Aujourd'hui, la distribution de la biodiversité dans l'espace et le temps est contrainte par de nombreux facteurs, parmi lesquels le climat joue un rôle majeur. A l'échelle globale, le gradient latitudinal des températures semble contrôler une grande partie de la structuration de la biodiversité aussi bien sur les continents que dans les océans (eaux de surface). A des échelles spatiales et temporelles plus fines, les effets de l'amplitude saisonnière des températures et la répartition des quantités de précipitations deviennent prépondérants. Ces variabilités climatiques ont une distribution hétérogène sur les masses continentales ; elles sont contraintes notamment par les trajectoires des masses d'air humide en relation avec la géographie (proximité des océans, orographie), et dans le domaine marin par le mouvement des masses d'eau et la distribution des continents. En outre, des changements significatifs des conditions environnementales perturbent régulièrement l'équilibre des écosystèmes.
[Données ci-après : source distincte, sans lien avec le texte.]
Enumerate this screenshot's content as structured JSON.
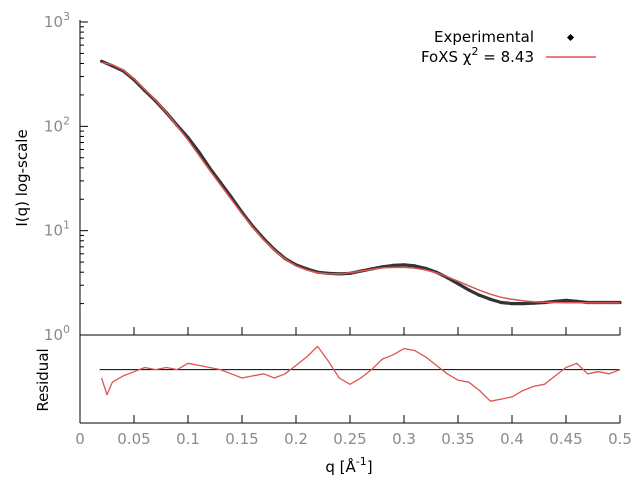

Ces changements peuvent être événementiels (conséquence d’éruptions volcaniques par exemple) ou plus réguliers, suivant des cycles astronomiques à différentes échelles de temps (décennies, millénaires, millions d'années), et d'amplitudes variées.

Selon leur histoire évolutive, les organismes vivants ont des capacités adaptatives et des tolérances variables face aux pertubations de leur environnement. Ils répondent différemment à ces changements soit en disparaissant, soit en s'adaptant, soit en migrant dans des environnements plus cléments. Traditionnellement, les études pré-quaternaires se concentrent sur l'effet des variations environnementales à long terme sur la biodiversité (résolution de l'étage géologique le plus souvent), celle-ci étant souvent considérée à des rangs taxonomiques élevés (genres, familles voir ordres). Des études réalisées par de chercheurs de l'UMR 5276 ont montré par exemple l'importance de la température des eaux marines de surface sur la diversité des poissons au Crétacé (Cavin et al., 2007) ou encore sur la colonisation du milieu marin par les crocodiliens au Mésozoïque et au Cénozoïque (Martin et al., 2014). 

Nous nous intéressons au cas du réchauffement climatique actuel qui est au centre des préoccupations écologiques, celui-ci se caractérise par des vitesses de changements détectables à l'échelle de la décennie, et la question que se posent nos dirigeants est de savoir quelle sera son impact sur le vivant à court et moyen terme, ce qui implique des échelles de temps de l'ordre de la centaine voire du millier d'années. A ces très courtes échelles de résolution temporelle, le niveau d'organisation biologique à considérer n'est plus celui de rangs taxonomiques élevés, mais celui des populations d'individus.